Heinrich Apfelmus
You said that reactive-banana didn't feel as simple after the introduction of dynamic event switching, though. Could you pinpoint some particular thing that made you feel like that? Maybe a type signature or a tutorial or something else? I took great care trying to make the dynamic event switching stuff entirely optional, so you can use reactive-banana without understanding it at all, but I'm not sure if I succeeded.
I think this is less of an issue with reactive-banana than with classic FRP in general. The type signatures of Netwire can be scary at first sight, but they are consistent throughout the entire library. Once you understand one of these type signatures you understand all of them. Once you know how to use one wire, you know how to use all others. Let me pinpoint something in particular: events. In reactive-banana events are special, in Netwire they are not. This makes dynamic switching special in reactive-banana and natural in Netwire.

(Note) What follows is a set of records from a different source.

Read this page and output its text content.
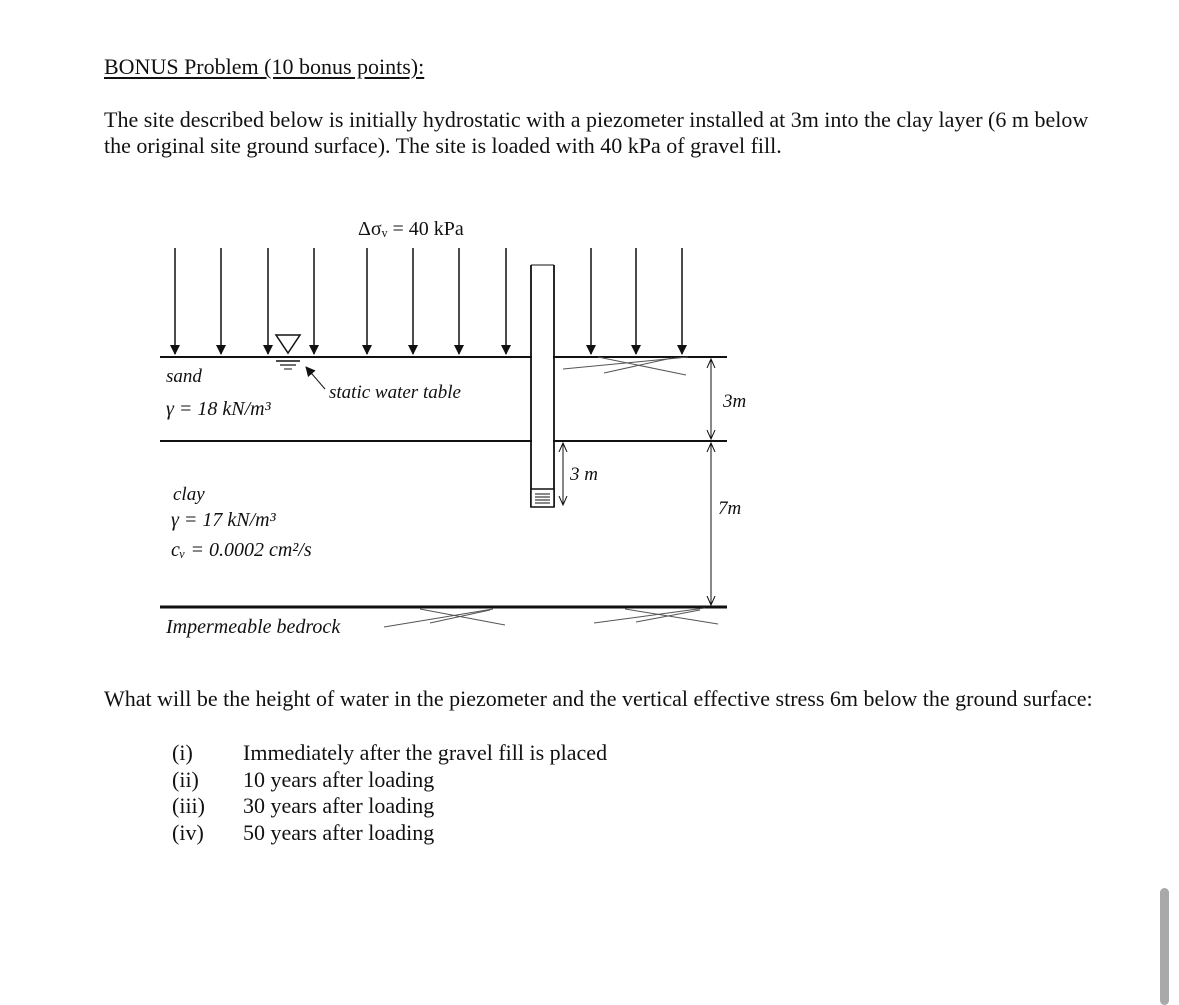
BONUS Problem (10 bonus points):

The site described below is initially hydrostatic with a piezometer installed at 3m into the clay layer (6 m below the original site ground surface). The site is loaded with 40 kPa of gravel fill.

Δσᵥ = 40 kPa
sand
γ = 18 kN/m³
static water table
clay
γ = 17 kN/m³
cᵥ = 0.0002 cm²/s
Impermeable bedrock
3m
7m
3 m

What will be the height of water in the piezometer and the vertical effective stress 6m below the ground surface:

(i)	Immediately after the gravel fill is placed
(ii)	10 years after loading
(iii)	30 years after loading
(iv)	50 years after loading
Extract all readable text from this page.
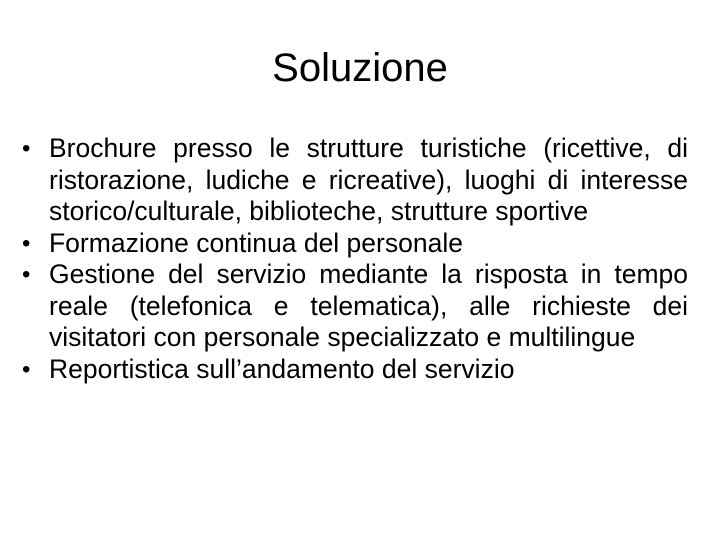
Soluzione
• Brochure presso le strutture turistiche (ricettive, di ristorazione, ludiche e ricreative), luoghi di interesse storico/culturale, biblioteche, strutture sportive
• Formazione continua del personale
• Gestione del servizio mediante la risposta in tempo reale (telefonica e telematica), alle richieste dei visitatori con personale specializzato e multilingue
• Reportistica sull’andamento del servizio
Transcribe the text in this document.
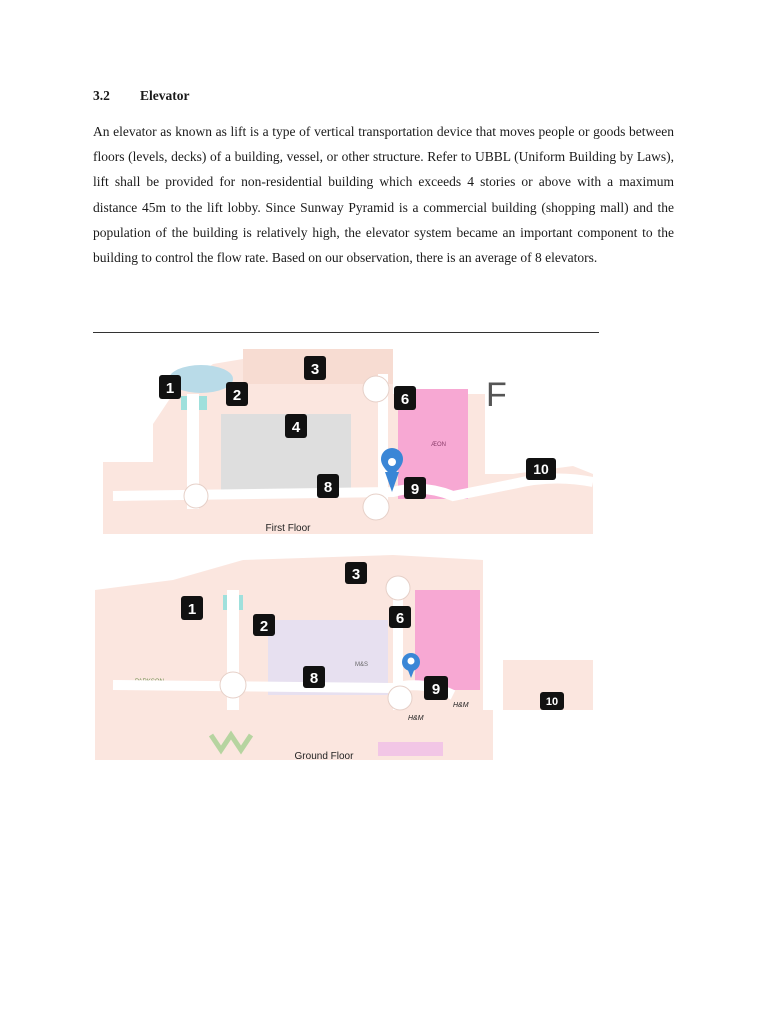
3.2 Elevator
An elevator as known as lift is a type of vertical transportation device that moves people or goods between floors (levels, decks) of a building, vessel, or other structure. Refer to UBBL (Uniform Building by Laws), lift shall be provided for non-residential building which exceeds 4 stories or above with a maximum distance 45m to the lift lobby. Since Sunway Pyramid is a commercial building (shopping mall) and the population of the building is relatively high, the elevator system became an important component to the building to control the flow rate. Based on our observation, there is an average of 8 elevators.
ÆON
F
1	2
3
4
6
8	9
10
First Floor
M&S
PARKSON
H&M
H&M
1
2
3
6
8
9
10
Ground Floor
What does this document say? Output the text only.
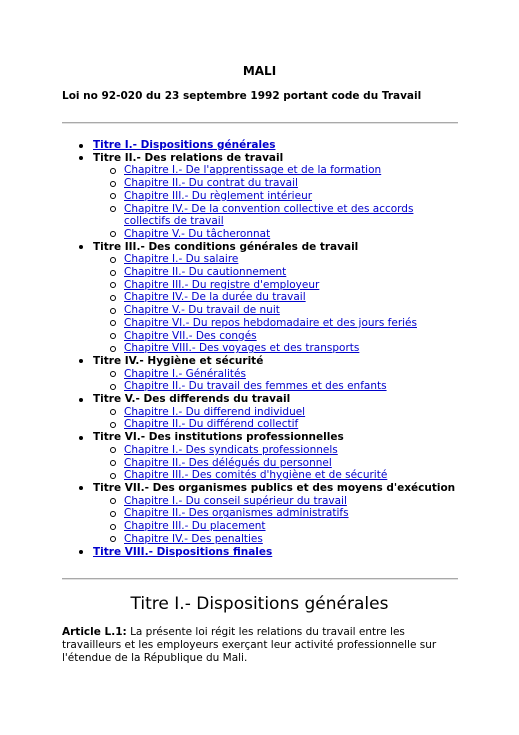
MALI
Loi no 92-020 du 23 septembre 1992 portant code du Travail
Titre I.- Dispositions générales
Titre II.- Des relations de travail
Chapitre I.- De l'apprentissage et de la formation
Chapitre II.- Du contrat du travail
Chapitre III.- Du règlement intérieur
Chapitre IV.- De la convention collective et des accords collectifs de travail
Chapitre V.- Du tâcheronnat
Titre III.- Des conditions générales de travail
Chapitre I.- Du salaire
Chapitre II.- Du cautionnement
Chapitre III.- Du registre d'employeur
Chapitre IV.- De la durée du travail
Chapitre V.- Du travail de nuit
Chapitre VI.- Du repos hebdomadaire et des jours feriés
Chapitre VII.- Des congés
Chapitre VIII.- Des voyages et des transports
Titre IV.- Hygiène et sécurité
Chapitre I.- Généralités
Chapitre II.- Du travail des femmes et des enfants
Titre V.- Des differends du travail
Chapitre I.- Du differend individuel
Chapitre II.- Du différend collectif
Titre VI.- Des institutions professionnelles
Chapitre I.- Des syndicats professionnels
Chapitre II.- Des délégués du personnel
Chapitre III.- Des comités d'hygiène et de sécurité
Titre VII.- Des organismes publics et des moyens d'exécution
Chapitre I.- Du conseil supérieur du travail
Chapitre II.- Des organismes administratifs
Chapitre III.- Du placement
Chapitre IV.- Des penalties
Titre VIII.- Dispositions finales
Titre I.- Dispositions générales

Article L.1: La présente loi régit les relations du travail entre les travailleurs et les employeurs exerçant leur activité professionnelle sur l'étendue de la République du Mali.
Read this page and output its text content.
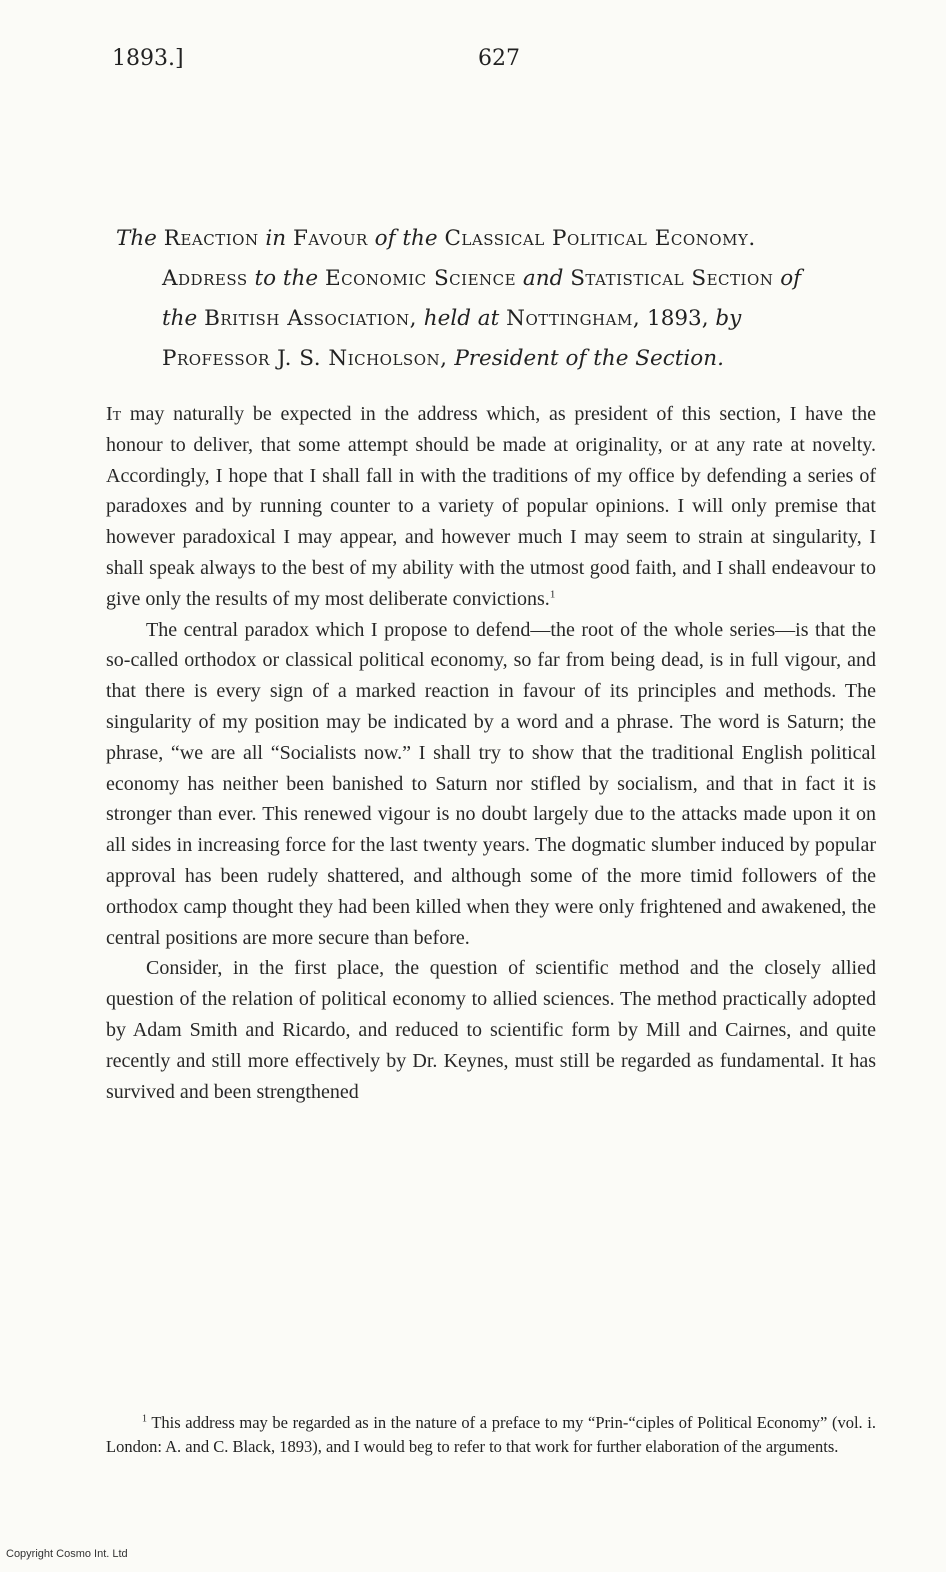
1893.]	627
The Reaction in Favour of the Classical Political Economy.
Address to the Economic Science and Statistical Section of
the British Association, held at Nottingham, 1893, by
Professor J. S. Nicholson, President of the Section.

It may naturally be expected in the address which, as president of this section, I have the honour to deliver, that some attempt should be made at originality, or at any rate at novelty. Accordingly, I hope that I shall fall in with the traditions of my office by defending a series of paradoxes and by running counter to a variety of popular opinions. I will only premise that however paradoxical I may appear, and however much I may seem to strain at singularity, I shall speak always to the best of my ability with the utmost good faith, and I shall endeavour to give only the results of my most deliberate convictions.$^1$

The central paradox which I propose to defend—the root of the whole series—is that the so-called orthodox or classical political economy, so far from being dead, is in full vigour, and that there is every sign of a marked reaction in favour of its principles and methods. The singularity of my position may be indicated by a word and a phrase. The word is Saturn; the phrase, “we are all “Socialists now.” I shall try to show that the traditional English political economy has neither been banished to Saturn nor stifled by socialism, and that in fact it is stronger than ever. This renewed vigour is no doubt largely due to the attacks made upon it on all sides in increasing force for the last twenty years. The dogmatic slumber induced by popular approval has been rudely shattered, and although some of the more timid followers of the orthodox camp thought they had been killed when they were only frightened and awakened, the central positions are more secure than before.

Consider, in the first place, the question of scientific method and the closely allied question of the relation of political economy to allied sciences. The method practically adopted by Adam Smith and Ricardo, and reduced to scientific form by Mill and Cairnes, and quite recently and still more effectively by Dr. Keynes, must still be regarded as fundamental. It has survived and been strengthened

$^1$ This address may be regarded as in the nature of a preface to my “Prin-“ciples of Political Economy” (vol. i. London: A. and C. Black, 1893), and I would beg to refer to that work for further elaboration of the arguments.
Copyright Cosmo Int. Ltd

Let me show you an example: You want to dispaly "one" for ten seconds, then "two" for twelve seconds, then start over: myWire = "one" . for 10 --> "two" . for 12 --> myWire Events and particularly dynamic event switching is one of the main problems Netwire solves elegantly. You can add this to reactive-banana, too, but it would require changing almost the entire event interface. Greets, Ertugrul -- Not to be or to be and (not to be or to be and (not to be or to be and (not to be or to be and ... that is the list monad.